Ekspektasi pelonggaran moneter yang mulai memudar menjadi beban bagi gerak harga emas. Perang di Timur Tengah berisiko menyebabkan harga energi dunia melonjak.
Kemarin, harga minyak jenis brent ditutup di US$ 85,41/barel. Melonjak 4,93% dari hari sebelumnya dan menjadi yang tertinggi sejak 1 Juli 2024 atau sekira 1,5 tahun terakhir.
Dalam sepekan terakhir, harga si emas hitam meroket hampir 20% secara point-to-point.
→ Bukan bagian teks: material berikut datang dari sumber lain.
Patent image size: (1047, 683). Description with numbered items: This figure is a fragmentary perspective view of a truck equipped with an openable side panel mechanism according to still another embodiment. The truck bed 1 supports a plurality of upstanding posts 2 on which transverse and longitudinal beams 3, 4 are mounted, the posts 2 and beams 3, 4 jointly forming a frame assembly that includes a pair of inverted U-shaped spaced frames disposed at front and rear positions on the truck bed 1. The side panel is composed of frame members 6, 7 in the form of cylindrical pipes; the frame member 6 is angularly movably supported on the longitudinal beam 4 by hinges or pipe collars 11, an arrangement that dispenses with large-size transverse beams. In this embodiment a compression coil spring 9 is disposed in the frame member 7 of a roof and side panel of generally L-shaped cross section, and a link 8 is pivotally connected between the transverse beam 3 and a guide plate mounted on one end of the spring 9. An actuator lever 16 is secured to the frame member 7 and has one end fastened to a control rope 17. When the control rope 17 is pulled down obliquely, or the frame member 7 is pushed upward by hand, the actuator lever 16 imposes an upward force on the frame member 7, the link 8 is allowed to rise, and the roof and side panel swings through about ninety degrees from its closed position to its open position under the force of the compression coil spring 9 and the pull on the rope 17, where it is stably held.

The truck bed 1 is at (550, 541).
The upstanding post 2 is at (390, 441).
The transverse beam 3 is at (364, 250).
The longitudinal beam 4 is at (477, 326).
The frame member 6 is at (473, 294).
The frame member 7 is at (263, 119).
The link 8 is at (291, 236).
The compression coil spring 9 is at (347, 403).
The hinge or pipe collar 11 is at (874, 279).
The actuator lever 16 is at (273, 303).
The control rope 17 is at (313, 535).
Tingginya harga minyak akan membuat harga BBM di banyak negara akan ikut terdongkrak. Ini akan membuat bank sentral di berbagai negara, termasuk Federal Reserve di Amerika Serikat (AS), tidak punya banyak ruang untuk menurunkan suku bunga acuan.
Bahkan bukan tidak mungkin bank sentral akan menaikkan suku bunga acuan demi menjangkar ekspektasi inflasi.
Di pasar swap, investor memperkirakan The Fed sepertinya hanya bisa menurunkan suku bunga acuan sekali sebesar 25 basis poin (bps) sepanjang tahun ini. Pekan lalu, masih terbuka peluang The Fed memangkas bunga dua kali.
Emas adalah aset yang tidak memberikan imbal hasil (non-yielding asset). Memegang emas menjadi kurang menguntungkan saat suku bunga belum turun.